Presente na sessão, a vereadora com os pelouros da Educação e da Cultura, Isabel Ferreira, destacou o Torneio de Retórica como “mais um palco” para o crescimento dos alunos, onde são adquiridas competências essenciais de cidadania e de participação democrática.

© Eliseu Sampaio / Mais Guimarães
“A melhor forma de mostrar indignação é a participação. Essa participação empenhada no debate público, nas associações de estudantes ou entre amigos é extremamente importante”, referiu, acrescentando que a reflexão sobre os temas propostos ajuda os jovens a questionar normas e a desenvolver pensamento crítico. “A verdadeira riqueza está na diversidade de pensamento e na capacidade de construir uma unidade a partir do diálogo”, concluiu.

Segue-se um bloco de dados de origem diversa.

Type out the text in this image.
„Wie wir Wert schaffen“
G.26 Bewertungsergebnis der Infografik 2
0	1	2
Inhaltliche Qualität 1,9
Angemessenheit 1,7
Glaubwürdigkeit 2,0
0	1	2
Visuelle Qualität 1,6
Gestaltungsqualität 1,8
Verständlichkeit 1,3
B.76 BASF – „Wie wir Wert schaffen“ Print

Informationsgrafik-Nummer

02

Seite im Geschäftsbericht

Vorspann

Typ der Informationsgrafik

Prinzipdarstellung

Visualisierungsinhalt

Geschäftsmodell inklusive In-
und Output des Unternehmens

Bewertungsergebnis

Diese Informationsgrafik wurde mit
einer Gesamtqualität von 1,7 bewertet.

Alunos não escondem a importância do projeto
Em declarações ao Mais Guimarães, estudantes presentes na conferência de imprensa afirmaram que o torneio “enche o coração” e mobiliza os jovens de forma especial. “É um projeto que nos dá voz, permite formular opiniões e, acima de tudo, ser ouvido. Isso é fundamental para o nosso crescimento enquanto cidadãos”, referiram, sublinhando que competências como a oratória, a argumentação e o pensamento crítico são decisivas para o futuro. “Acima de qualquer aula ou disciplina, isto prepara-nos para o que nos espera.”
Segundo os alunos, o entusiasmo renova-se ano após ano, apesar da ansiedade inicial que muitos sentem antes dos primeiros debates. O interesse é tal que colegas que ainda não participaram procuram dicas e querem saber como funcionam as sessões. Os temas debatidos acabam muitas vezes por transitar para o contexto familiar ou para as conversas entre amigos, agora com maior profundidade e investigação.
“É um orgulho podermos discutir estes assuntos com adultos e mostrar que somos capazes de ter conversas sérias e fundamentadas”, afirmaram, defendendo um maior envolvimento dos jovens na discussão dos problemas da sociedade. “Os jovens são o futuro e queremos ser diferentes. Este tipo de iniciativas lembra que temos voz e que somos capazes de coisas grandiosas.”
A edição de 2025 premiou o mérito e o empenho dos participantes, com os alunos vencedores de todas as escolas, que disputaram a final, a conquistarem uma viagem a Bruxelas, onde visitarão a sede do Parlamento Europeu, encerrando um percurso que alia educação, cidadania e participação na vida democrática.